Yes - you should use Runtime Parameters for this. Define one or more parameters in the Parameters tab of pipeline configuration, and refer to them in the JDBC stage configuration with ${PARAM_NAME}.

Now you can start the pipeline with parameter values via the UI, CLI or REST API.

Note that if you wanted to run the same pipeline for different sets of parameters, you would have to run the pipeline on multiple SDC instances, or go through a start/stop pipeline cycle for each set of parameters. You cannot run multiple instances of the same pipeline with different parameters on a single instance of SDC (SDC-6448 tracks this).

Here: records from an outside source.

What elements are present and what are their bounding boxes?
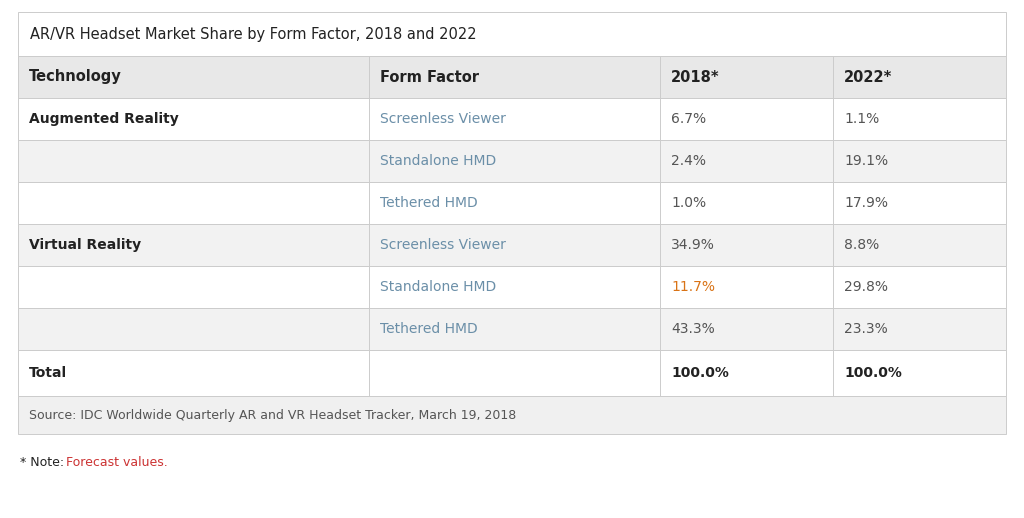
Bar bbox=[18, 140, 1006, 182]
Bar bbox=[18, 98, 1006, 140]
Text: 100.0%: 100.0% bbox=[671, 366, 729, 380]
Text: 1.1%: 1.1% bbox=[844, 112, 880, 126]
Text: 17.9%: 17.9% bbox=[844, 196, 888, 210]
Text: * Note:: * Note: bbox=[20, 456, 65, 469]
Text: 2.4%: 2.4% bbox=[671, 154, 707, 168]
Text: 19.1%: 19.1% bbox=[844, 154, 888, 168]
Text: 29.8%: 29.8% bbox=[844, 280, 888, 294]
Text: 11.7%: 11.7% bbox=[671, 280, 715, 294]
Text: 2022*: 2022* bbox=[844, 69, 893, 84]
Text: 8.8%: 8.8% bbox=[844, 238, 880, 252]
Text: Standalone HMD: Standalone HMD bbox=[380, 280, 496, 294]
Text: Tethered HMD: Tethered HMD bbox=[380, 196, 477, 210]
Text: 43.3%: 43.3% bbox=[671, 322, 715, 336]
Text: Total: Total bbox=[29, 366, 68, 380]
Text: Technology: Technology bbox=[29, 69, 122, 84]
Text: Source: IDC Worldwide Quarterly AR and VR Headset Tracker, March 19, 2018: Source: IDC Worldwide Quarterly AR and V… bbox=[29, 409, 516, 422]
Bar bbox=[18, 56, 1006, 98]
Text: Forecast values.: Forecast values. bbox=[66, 456, 168, 469]
Text: 100.0%: 100.0% bbox=[844, 366, 902, 380]
Text: Screenless Viewer: Screenless Viewer bbox=[380, 112, 506, 126]
Bar bbox=[18, 350, 1006, 396]
Text: Screenless Viewer: Screenless Viewer bbox=[380, 238, 506, 252]
Bar bbox=[18, 224, 1006, 266]
Text: Virtual Reality: Virtual Reality bbox=[29, 238, 141, 252]
Bar bbox=[18, 308, 1006, 350]
Text: 23.3%: 23.3% bbox=[844, 322, 888, 336]
Text: 1.0%: 1.0% bbox=[671, 196, 707, 210]
Bar bbox=[18, 396, 1006, 434]
Text: 6.7%: 6.7% bbox=[671, 112, 707, 126]
Bar bbox=[18, 266, 1006, 308]
Text: Tethered HMD: Tethered HMD bbox=[380, 322, 477, 336]
Text: 34.9%: 34.9% bbox=[671, 238, 715, 252]
Text: 2018*: 2018* bbox=[671, 69, 720, 84]
Bar bbox=[18, 182, 1006, 224]
Text: Form Factor: Form Factor bbox=[380, 69, 479, 84]
Text: Augmented Reality: Augmented Reality bbox=[29, 112, 179, 126]
Text: Standalone HMD: Standalone HMD bbox=[380, 154, 496, 168]
Bar bbox=[18, 12, 1006, 56]
Text: AR/VR Headset Market Share by Form Factor, 2018 and 2022: AR/VR Headset Market Share by Form Facto… bbox=[30, 26, 476, 41]
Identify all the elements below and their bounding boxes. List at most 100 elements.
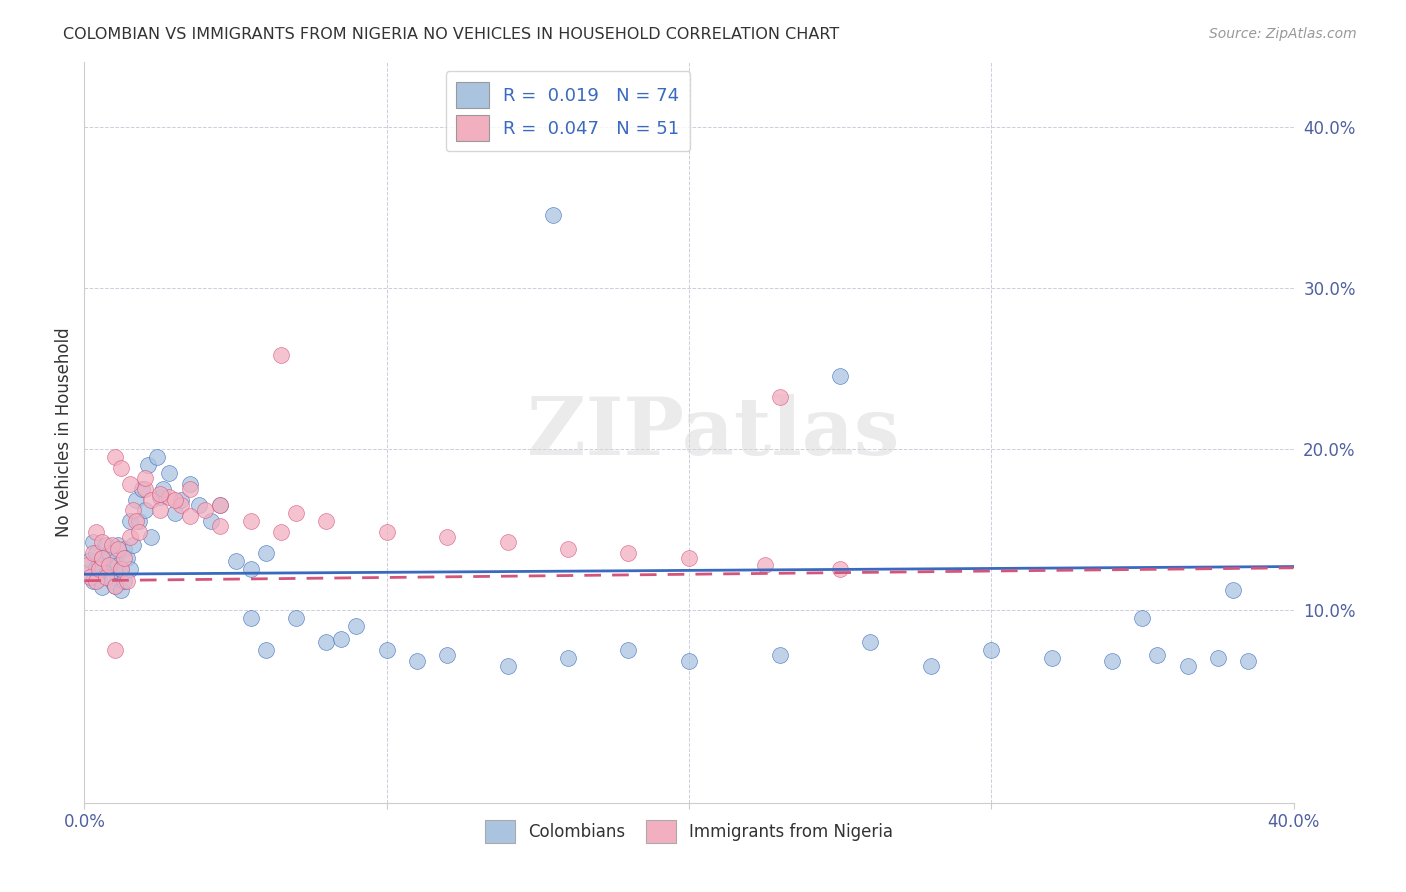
- Point: [115, 551, 138, 566]
- Point: [125, 493, 148, 508]
- Point: [149, 490, 172, 504]
- Point: [225, 554, 247, 568]
- Point: [436, 530, 458, 544]
- Point: [121, 538, 143, 552]
- Text: Source: ZipAtlas.com: Source: ZipAtlas.com: [1209, 27, 1357, 41]
- Point: [165, 493, 187, 508]
- Point: [107, 541, 129, 556]
- Point: [110, 562, 132, 576]
- Point: [830, 369, 852, 384]
- Text: ZIPatlas: ZIPatlas: [527, 393, 900, 472]
- Point: [149, 503, 172, 517]
- Point: [128, 514, 150, 528]
- Point: [170, 493, 193, 508]
- Point: [346, 619, 368, 633]
- Point: [110, 583, 132, 598]
- Text: COLOMBIAN VS IMMIGRANTS FROM NIGERIA NO VEHICLES IN HOUSEHOLD CORRELATION CHART: COLOMBIAN VS IMMIGRANTS FROM NIGERIA NO …: [63, 27, 839, 42]
- Point: [112, 551, 135, 566]
- Point: [617, 546, 640, 560]
- Point: [89, 558, 111, 572]
- Point: [104, 578, 127, 592]
- Point: [157, 490, 180, 504]
- Point: [678, 551, 700, 566]
- Point: [86, 561, 108, 575]
- Point: [152, 482, 174, 496]
- Point: [406, 654, 429, 668]
- Point: [125, 514, 148, 528]
- Point: [270, 525, 292, 540]
- Point: [100, 538, 122, 552]
- Point: [79, 570, 101, 584]
- Point: [285, 506, 308, 520]
- Point: [89, 572, 111, 586]
- Point: [541, 208, 564, 222]
- Point: [1222, 583, 1244, 598]
- Point: [1237, 654, 1260, 668]
- Point: [121, 503, 143, 517]
- Point: [110, 461, 132, 475]
- Point: [86, 525, 108, 540]
- Point: [1206, 651, 1229, 665]
- Point: [115, 574, 138, 588]
- Point: [769, 648, 792, 662]
- Point: [112, 541, 135, 556]
- Point: [139, 493, 162, 508]
- Point: [134, 503, 156, 517]
- Point: [91, 580, 114, 594]
- Point: [91, 551, 114, 566]
- Point: [436, 648, 458, 662]
- Point: [118, 514, 141, 528]
- Point: [131, 482, 153, 496]
- Point: [97, 558, 120, 572]
- Point: [104, 554, 127, 568]
- Point: [149, 487, 172, 501]
- Y-axis label: No Vehicles in Household: No Vehicles in Household: [55, 327, 73, 538]
- Point: [146, 450, 169, 464]
- Point: [769, 390, 792, 404]
- Point: [104, 578, 127, 592]
- Point: [157, 466, 180, 480]
- Point: [118, 562, 141, 576]
- Point: [254, 643, 277, 657]
- Point: [110, 562, 132, 576]
- Point: [830, 562, 852, 576]
- Point: [94, 570, 117, 584]
- Point: [239, 610, 262, 624]
- Point: [82, 574, 104, 588]
- Point: [200, 514, 222, 528]
- Point: [97, 562, 120, 576]
- Point: [270, 348, 292, 362]
- Point: [86, 546, 108, 560]
- Point: [179, 509, 201, 524]
- Point: [209, 498, 232, 512]
- Point: [107, 538, 129, 552]
- Point: [1177, 659, 1199, 673]
- Point: [139, 530, 162, 544]
- Point: [165, 506, 187, 520]
- Point: [100, 570, 122, 584]
- Point: [118, 530, 141, 544]
- Point: [859, 635, 882, 649]
- Point: [678, 654, 700, 668]
- Point: [1146, 648, 1168, 662]
- Point: [209, 498, 232, 512]
- Point: [285, 610, 308, 624]
- Point: [1040, 651, 1063, 665]
- Point: [100, 574, 122, 588]
- Point: [496, 535, 519, 549]
- Point: [1130, 610, 1153, 624]
- Point: [104, 450, 127, 464]
- Point: [557, 651, 579, 665]
- Point: [754, 558, 776, 572]
- Point: [920, 659, 942, 673]
- Point: [89, 562, 111, 576]
- Point: [76, 566, 98, 580]
- Point: [79, 553, 101, 567]
- Point: [134, 482, 156, 496]
- Point: [76, 558, 98, 572]
- Point: [557, 541, 579, 556]
- Point: [82, 535, 104, 549]
- Point: [315, 635, 337, 649]
- Point: [112, 574, 135, 588]
- Point: [330, 632, 353, 646]
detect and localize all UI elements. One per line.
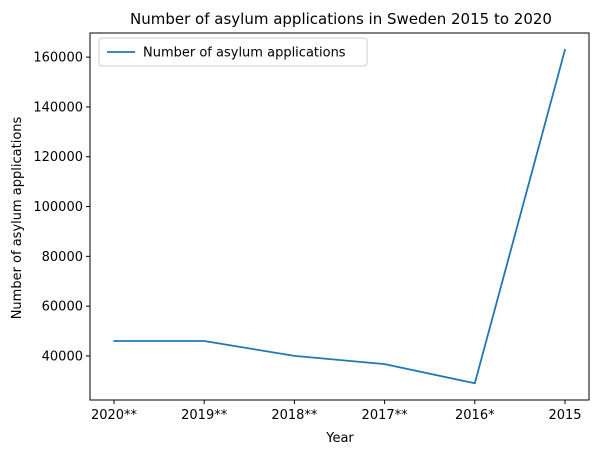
y-tick-label: 80000 <box>42 250 83 265</box>
plot-area <box>89 32 590 401</box>
x-tick-label: 2018** <box>271 408 318 423</box>
x-axis-label: Year <box>325 431 354 446</box>
y-tick-label: 120000 <box>33 150 83 165</box>
chart-title: Number of asylum applications in Sweden … <box>130 10 552 28</box>
series-line <box>113 48 566 385</box>
y-axis-label: Number of asylum applications <box>10 116 25 319</box>
x-axis-ticks: 2020** 2019** 2018** 2017** 2016* 2015 <box>91 400 582 423</box>
x-tick-label: 2019** <box>181 408 228 423</box>
y-tick-label: 60000 <box>42 300 83 315</box>
y-axis-ticks: 40000 60000 80000 100000 120000 140000 160000 <box>33 51 90 364</box>
legend-box <box>98 37 368 67</box>
legend-label: Number of asylum applications <box>143 46 346 61</box>
x-tick-label: 2017** <box>362 408 409 423</box>
y-tick-label: 100000 <box>33 200 83 215</box>
x-tick-label: 2020** <box>91 408 138 423</box>
y-tick-label: 160000 <box>33 51 83 66</box>
plot-frame <box>89 32 590 401</box>
series-layer <box>113 48 566 385</box>
y-tick-label: 40000 <box>42 349 83 364</box>
legend: Number of asylum applications <box>98 37 368 67</box>
x-tick-label: 2016* <box>455 408 495 423</box>
x-tick-label: 2015 <box>548 408 581 423</box>
y-tick-label: 140000 <box>33 100 83 115</box>
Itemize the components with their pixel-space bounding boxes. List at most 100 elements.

Thanks for the answer.If I’m using a scheduler like controlm can I use the same pipeline multiple times and update the runtime parameters defined?Assume I have 10 tables to load with different load ids.same pipeline will be called controlm but each time runtime parameters has to be changed for table

jay1988 ( 2018-01-10 )

Updated my answer (above).

metadaddy ( 2018-01-10 )

Hi, Could you provide example. Teradata(TD) CDC is not there. Only I have select query write. I want to get select record from TD based on CDC and pipeline to MemSQl.. Not getting How to do. I created pipeline not success. I want to get max date from MemSQL and want to use in offset for TD Query

@Arbind ( 2019-11-21 )